Communists fret over govt plans to compensate white farmers
The Zimbabwe Communist Party (ZCP) has deplored government’s decision to pay compensation to former white farmers, saying the move was unwise as that money could be used to recapitalise the agricultural sector and capacitate struggling farm workers instead.
ZCP joins other political voices who have waded into the ongoing compensation debate.
Last week, the government pledged to start paying compensation while President Emmerson Mnangagwa said priority would be given to elderly white farmers who lost their properties during the land reform programme.
The MDC Alliance, seem to be in agreement with the government white farmers suffered losses during the land reform exercise.
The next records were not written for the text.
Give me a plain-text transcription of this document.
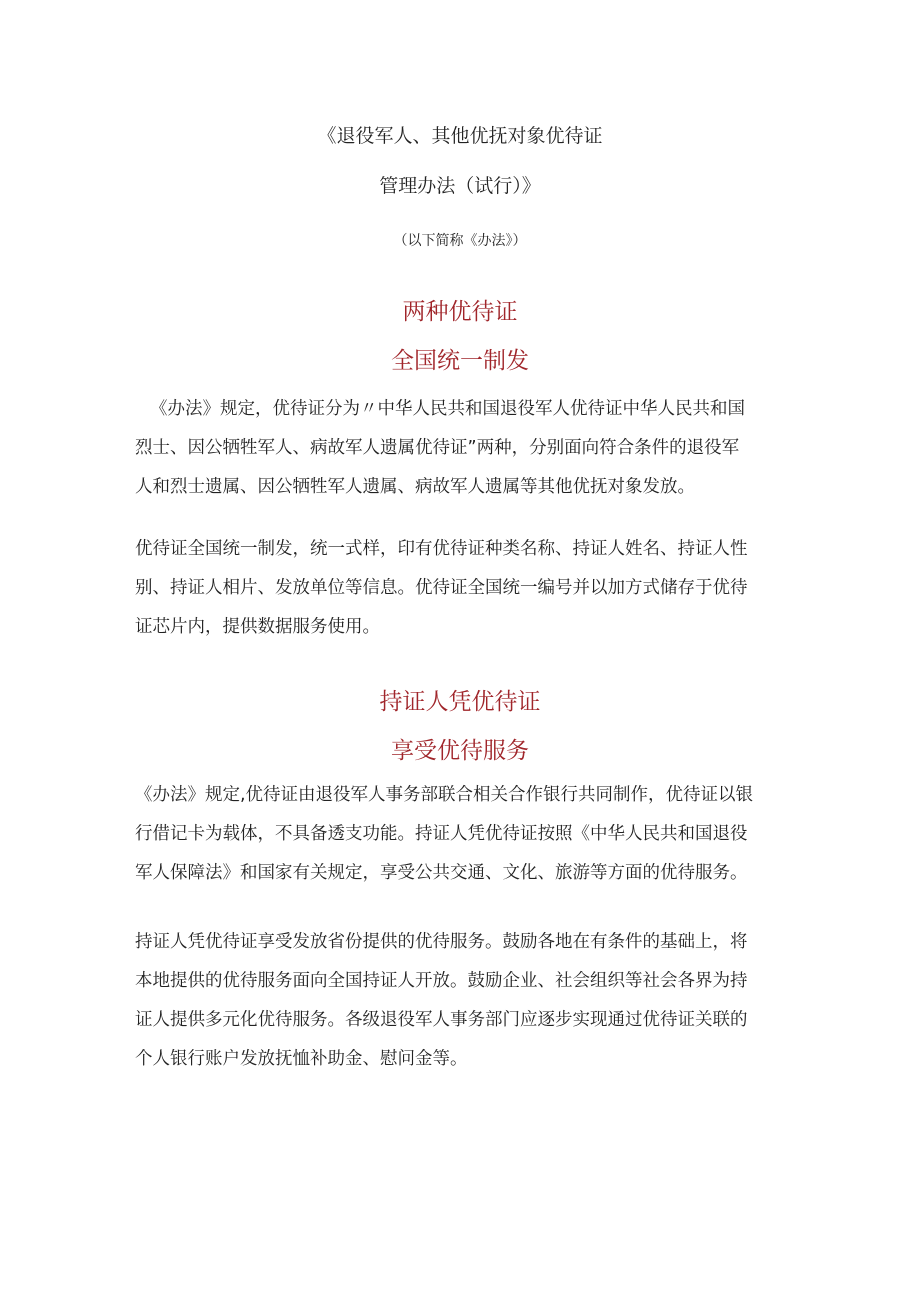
《退役军人、其他优抚对象优待证
管理办法（试行）》
（以下简称《办法》）
两种优待证
全国统一制发
《办法》规定，优待证分为〃中华人民共和国退役军人优待证中华人民共和国
烈士、因公牺牲军人、病故军人遗属优待证”两种，分别面向符合条件的退役军
人和烈士遗属、因公牺牲军人遗属、病故军人遗属等其他优抚对象发放。
优待证全国统一制发，统一式样，印有优待证种类名称、持证人姓名、持证人性
别、持证人相片、发放单位等信息。优待证全国统一编号并以加方式储存于优待
证芯片内，提供数据服务使用。
持证人凭优待证
享受优待服务
《办法》规定,优待证由退役军人事务部联合相关合作银行共同制作，优待证以银
行借记卡为载体，不具备透支功能。持证人凭优待证按照《中华人民共和国退役
军人保障法》和国家有关规定，享受公共交通、文化、旅游等方面的优待服务。
持证人凭优待证享受发放省份提供的优待服务。鼓励各地在有条件的基础上，将
本地提供的优待服务面向全国持证人开放。鼓励企业、社会组织等社会各界为持
证人提供多元化优待服务。各级退役军人事务部门应逐步实现通过优待证关联的
个人银行账户发放抚恤补助金、慰问金等。
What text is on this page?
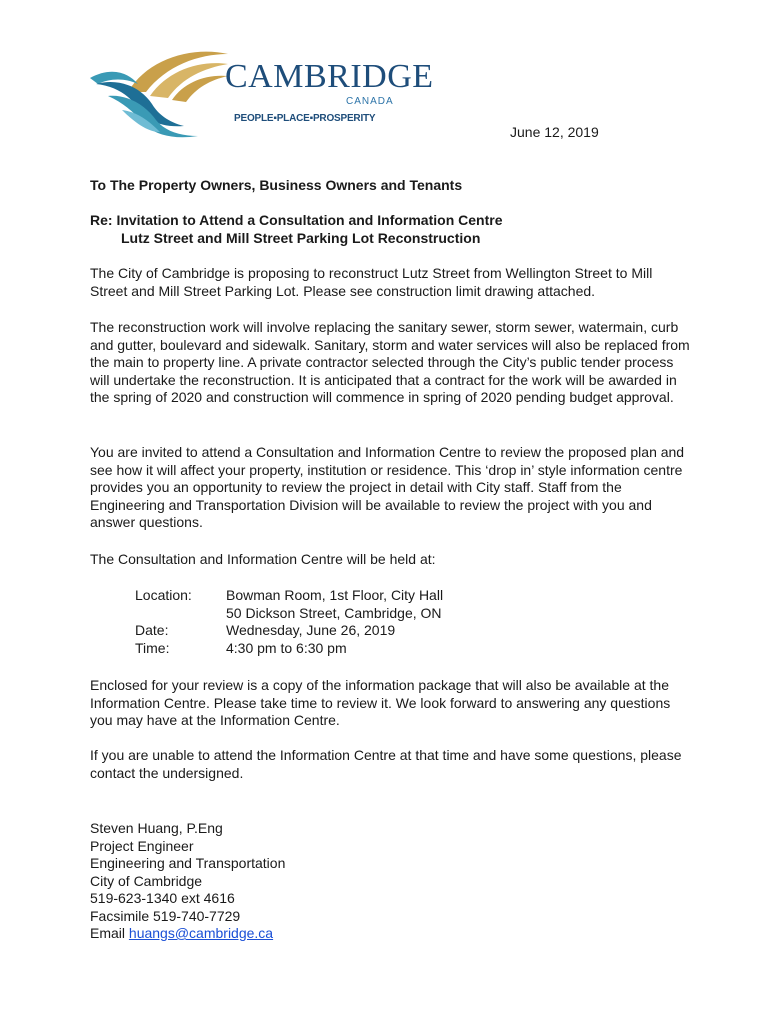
CAMBRIDGE
CANADA
PEOPLE▪PLACE▪PROSPERITY
June 12, 2019
To The Property Owners, Business Owners and Tenants
Re: Invitation to Attend a Consultation and Information Centre
Lutz Street and Mill Street Parking Lot Reconstruction
The City of Cambridge is proposing to reconstruct Lutz Street from Wellington Street to Mill Street and Mill Street Parking Lot. Please see construction limit drawing attached.
The reconstruction work will involve replacing the sanitary sewer, storm sewer, watermain, curb and gutter, boulevard and sidewalk. Sanitary, storm and water services will also be replaced from the main to property line. A private contractor selected through the City’s public tender process will undertake the reconstruction. It is anticipated that a contract for the work will be awarded in the spring of 2020 and construction will commence in spring of 2020 pending budget approval.
You are invited to attend a Consultation and Information Centre to review the proposed plan and see how it will affect your property, institution or residence. This ‘drop in’ style information centre provides you an opportunity to review the project in detail with City staff. Staff from the Engineering and Transportation Division will be available to review the project with you and answer questions.
The Consultation and Information Centre will be held at:
Location:	Bowman Room, 1st Floor, City Hall
50 Dickson Street, Cambridge, ON
Date:	Wednesday, June 26, 2019
Time:	4:30 pm to 6:30 pm
Enclosed for your review is a copy of the information package that will also be available at the Information Centre. Please take time to review it. We look forward to answering any questions you may have at the Information Centre.
If you are unable to attend the Information Centre at that time and have some questions, please contact the undersigned.
Steven Huang, P.Eng
Project Engineer
Engineering and Transportation
City of Cambridge
519-623-1340 ext 4616
Facsimile 519-740-7729
Email huangs@cambridge.ca
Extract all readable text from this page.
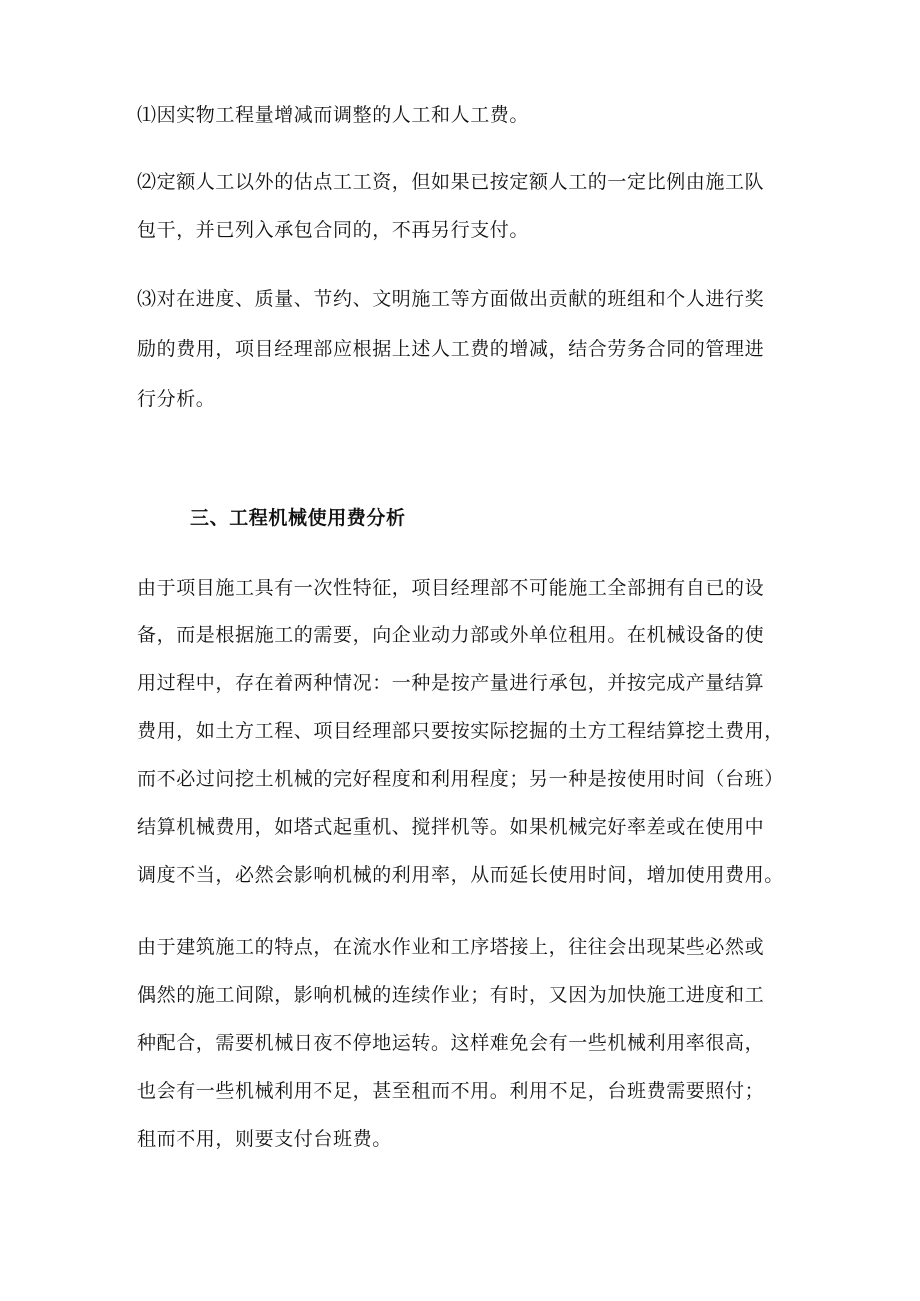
⑴因实物工程量增减而调整的人工和人工费。
⑵定额人工以外的估点工工资，但如果已按定额人工的一定比例由施工队
包干，并已列入承包合同的，不再另行支付。
⑶对在进度、质量、节约、文明施工等方面做出贡献的班组和个人进行奖
励的费用，项目经理部应根据上述人工费的增减，结合劳务合同的管理进
行分析。
三、工程机械使用费分析
由于项目施工具有一次性特征，项目经理部不可能施工全部拥有自已的设
备，而是根据施工的需要，向企业动力部或外单位租用。在机械设备的使
用过程中，存在着两种情况：一种是按产量进行承包，并按完成产量结算
费用，如土方工程、项目经理部只要按实际挖掘的土方工程结算挖土费用，
而不必过问挖土机械的完好程度和利用程度；另一种是按使用时间（台班）
结算机械费用，如塔式起重机、搅拌机等。如果机械完好率差或在使用中
调度不当，必然会影响机械的利用率，从而延长使用时间，增加使用费用。
由于建筑施工的特点，在流水作业和工序塔接上，往往会出现某些必然或
偶然的施工间隙，影响机械的连续作业；有时，又因为加快施工进度和工
种配合，需要机械日夜不停地运转。这样难免会有一些机械利用率很高，
也会有一些机械利用不足，甚至租而不用。利用不足，台班费需要照付；
租而不用，则要支付台班费。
However, some politicians such as South African Economic Freedom Fighters leader Julius Malema labelled government’s decision as a “sell-out position.”
ZCP, which champions the economic rights of workers said paying compensation to a group that was advantaged trampled on the workers’ rights.
In an interview with CITE, ZCP General Secretary, Nicholas Ngqabutho Mabhena, who is based in South Africa, said his party was not opposed to white farmers who want to return and lease land on the basis of “one family-one farm,” as they would contribute to production and the rebuilding of the economy.
But ZCP is against the argument that the government was only paying for improvements made to the land.
“This is spurious as those improvements were made by the labour of the workers and the surplus value which they produced,” said Mabhena.
“The compensation of former white farmers, an outflow of a large quantity of money to those already rich represents a form of class solidarity in which the black capitalists of Zimbabwe are extending the hand of friendship to a section of white capitalists while simultaneously trampling on the rights of the workers and peasants.”
Mabhena said even if government fundraised for compensation, valuable capital necessary for growing crops would be shifted away from the agriculture sector, which was ‘more worrying.’
“This move will probably be used as an excuse to remove the poorest of the beneficiaries of land reform if they are unable to pay.
“The friendly attitude shown by the government towards white farmers is clearly utterly different to that shown to doctors, nurses, teachers and street traders. The working-class and the poor are now clearly seen as the enemy.
“To these sections, we must now add the peasants who are now systematically being removed from land where, only a few years ago, they were being resettled,” he alleged.
The ZCP leader claimed that the coup d’état in November 2017 represented a division within the ruling élite between those who wanted to continue looting while hiding behind anti-white and anti-imperialist rhetoric and those who were interested in reviving production by becoming agents for foreign capital and receiving a steady income on the other.
“In communist terms, the first we call parasitic capitalism, the second we call comprador capitalism.
“The new Zanu PF leadership is now doing its very best to please foreign capital; the paying of compensation to white farmers is part of that process, as is the campaign to destroy the labour movement by arresting trade unionists in order to keep down wages and attract foreign direct Investment,” he said.
Mabhena also claimed there was no discernible difference in Zanu PF’s and MDC Alliances’ economic policies.
“The difference between Zanu PF and MDC Alliance is purely one of faces. The announcement of the plan to compensate former white farmers represents another step in the convergence of two neo-liberal parties,” the general secretary said.